You want reasons to be optimistic?

This is a young team, especially up the middle. A rookie catcher forced into being an everyday player because of injury, a 22-year old centerfielder who's really a second baseman, a shortstop who's also still only 22, a rightfielder who has just 85 major league at bats.

And as for some of the veterans? Ramirez looks lost in left field, but I'm inclined to give him at least some benefit of the doubt since not only has he been asked to switch from infield to outfield at age 32, but he's been put into arguably the toughest leftfield in baseball. He's spent his entire career on the dirt and is now trying to figure out a wall that has given far better defensive players fits. Let's not forget that Jim Rice and Carl Yastrzemski didn't learn that wall overnight. HanRam might not be in the team's long-range plans for left, but it's still too early to write him off out there.
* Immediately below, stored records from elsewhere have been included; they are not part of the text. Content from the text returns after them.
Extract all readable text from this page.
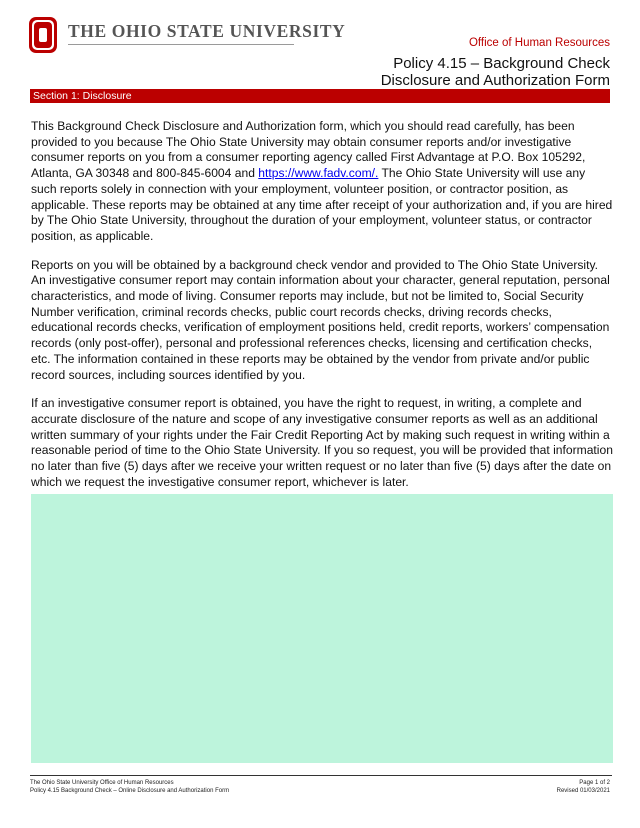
THE OHIO STATE UNIVERSITY
Office of Human Resources
Policy 4.15 – Background Check
Disclosure and Authorization Form
Section 1: Disclosure

This Background Check Disclosure and Authorization form, which you should read carefully, has been provided to you because The Ohio State University may obtain consumer reports and/or investigative consumer reports on you from a consumer reporting agency called First Advantage at P.O. Box 105292, Atlanta, GA 30348 and 800-845-6004 and https://www.fadv.com/. The Ohio State University will use any such reports solely in connection with your employment, volunteer position, or contractor position, as applicable. These reports may be obtained at any time after receipt of your authorization and, if you are hired by The Ohio State University, throughout the duration of your employment, volunteer status, or contractor position, as applicable.

Reports on you will be obtained by a background check vendor and provided to The Ohio State University. An investigative consumer report may contain information about your character, general reputation, personal characteristics, and mode of living. Consumer reports may include, but not be limited to, Social Security Number verification, criminal records checks, public court records checks, driving records checks, educational records checks, verification of employment positions held, credit reports, workers’ compensation records (only post-offer), personal and professional references checks, licensing and certification checks, etc. The information contained in these reports may be obtained by the vendor from private and/or public record sources, including sources identified by you.

If an investigative consumer report is obtained, you have the right to request, in writing, a complete and accurate disclosure of the nature and scope of any investigative consumer reports as well as an additional written summary of your rights under the Fair Credit Reporting Act by making such request in writing within a reasonable period of time to the Ohio State University. If you so request, you will be provided that information no later than five (5) days after we receive your written request or no later than five (5) days after the date on which we request the investigative consumer report, whichever is later.

The Ohio State University Office of Human Resources
Policy 4.15 Background Check – Online Disclosure and Authorization Form
Page 1 of 2
Revised 01/03/2021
Ortiz isn't done yet, no matter how bad he's appeared to be at times. And Sandoval simply isn't this bad on defense.

Dustin Pedroia has caught fire since being installed as the team's leadoff hitter, hitting nearly 500 for the month of June (no, I don't care that we're only about a week into the month). Xander Bogaerts is starting to show the poise we first saw in him back in 2013, and as noted above, he's still only 22 years old.
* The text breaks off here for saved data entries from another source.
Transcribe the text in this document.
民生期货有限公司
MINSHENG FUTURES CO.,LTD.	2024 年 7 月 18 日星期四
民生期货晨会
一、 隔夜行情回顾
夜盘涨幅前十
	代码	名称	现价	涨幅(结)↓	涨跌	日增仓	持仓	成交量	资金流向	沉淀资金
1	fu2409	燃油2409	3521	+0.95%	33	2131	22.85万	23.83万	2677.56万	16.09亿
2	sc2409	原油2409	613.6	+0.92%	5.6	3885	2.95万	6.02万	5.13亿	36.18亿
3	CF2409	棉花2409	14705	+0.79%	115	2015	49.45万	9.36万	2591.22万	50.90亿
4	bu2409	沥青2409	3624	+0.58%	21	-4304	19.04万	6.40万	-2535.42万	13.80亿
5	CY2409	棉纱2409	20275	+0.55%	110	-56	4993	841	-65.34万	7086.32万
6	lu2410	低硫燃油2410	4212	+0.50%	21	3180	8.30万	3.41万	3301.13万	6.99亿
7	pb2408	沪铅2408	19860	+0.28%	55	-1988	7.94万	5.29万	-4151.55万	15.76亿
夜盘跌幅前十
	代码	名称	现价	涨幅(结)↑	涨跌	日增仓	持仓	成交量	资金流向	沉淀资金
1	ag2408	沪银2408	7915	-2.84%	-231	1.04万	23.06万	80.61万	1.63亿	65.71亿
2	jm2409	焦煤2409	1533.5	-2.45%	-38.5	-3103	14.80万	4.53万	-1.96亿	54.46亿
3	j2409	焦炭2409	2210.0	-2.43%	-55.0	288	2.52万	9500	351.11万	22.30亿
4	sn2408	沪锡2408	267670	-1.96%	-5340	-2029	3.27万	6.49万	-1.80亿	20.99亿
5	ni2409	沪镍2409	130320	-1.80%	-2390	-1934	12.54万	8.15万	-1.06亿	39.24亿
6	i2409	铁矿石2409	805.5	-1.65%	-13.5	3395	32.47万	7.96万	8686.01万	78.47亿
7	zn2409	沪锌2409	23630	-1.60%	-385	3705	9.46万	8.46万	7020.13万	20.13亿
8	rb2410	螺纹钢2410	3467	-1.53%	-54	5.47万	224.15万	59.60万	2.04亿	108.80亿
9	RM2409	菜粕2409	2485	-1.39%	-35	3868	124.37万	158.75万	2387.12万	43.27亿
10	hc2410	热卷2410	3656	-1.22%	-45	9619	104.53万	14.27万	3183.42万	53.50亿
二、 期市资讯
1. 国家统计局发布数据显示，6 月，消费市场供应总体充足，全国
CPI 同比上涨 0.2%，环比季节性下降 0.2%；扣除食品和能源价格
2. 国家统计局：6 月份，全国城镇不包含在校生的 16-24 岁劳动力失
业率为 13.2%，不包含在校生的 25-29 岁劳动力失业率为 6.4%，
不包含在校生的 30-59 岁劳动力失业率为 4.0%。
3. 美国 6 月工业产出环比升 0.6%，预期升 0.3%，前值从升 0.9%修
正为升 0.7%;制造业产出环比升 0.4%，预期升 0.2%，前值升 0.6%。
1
But it's the pitching that will define this season.

Eduardo Rodriguez has shown poise beyond his age, Yesterday's speed bump aside, Clay Buchholz had pitched into the eighth inning in each of his last four starts with a 1.47 ERA and a WHIP of 0.75, and Rick Porcello's track record would indicate that by season's end he will have double digits in wins as he's done his entire career to this point.

The bullpen is competent (ok, let's agree not to bring Craig Breslow in with runners on base).

And then there's the division. The Yankees are playing well at the moment but they're old, and old doesn't tend to play well when you get into the second half of the season. The Rays are playing over their heads, the Blue Jays are...well...the Blue Jays (meaning get back to me if they're still hanging around in September), and the Orioles are dealing with some of the same problems as the Red Sox without the benefit of a strong farm system to fill in gaps as needed.

The Red Sox are 5-2 in June. If they can run off a 7-3 or 8-2 stretch over the next two weeks, they could make things very interesting heading into next month's All-Star break.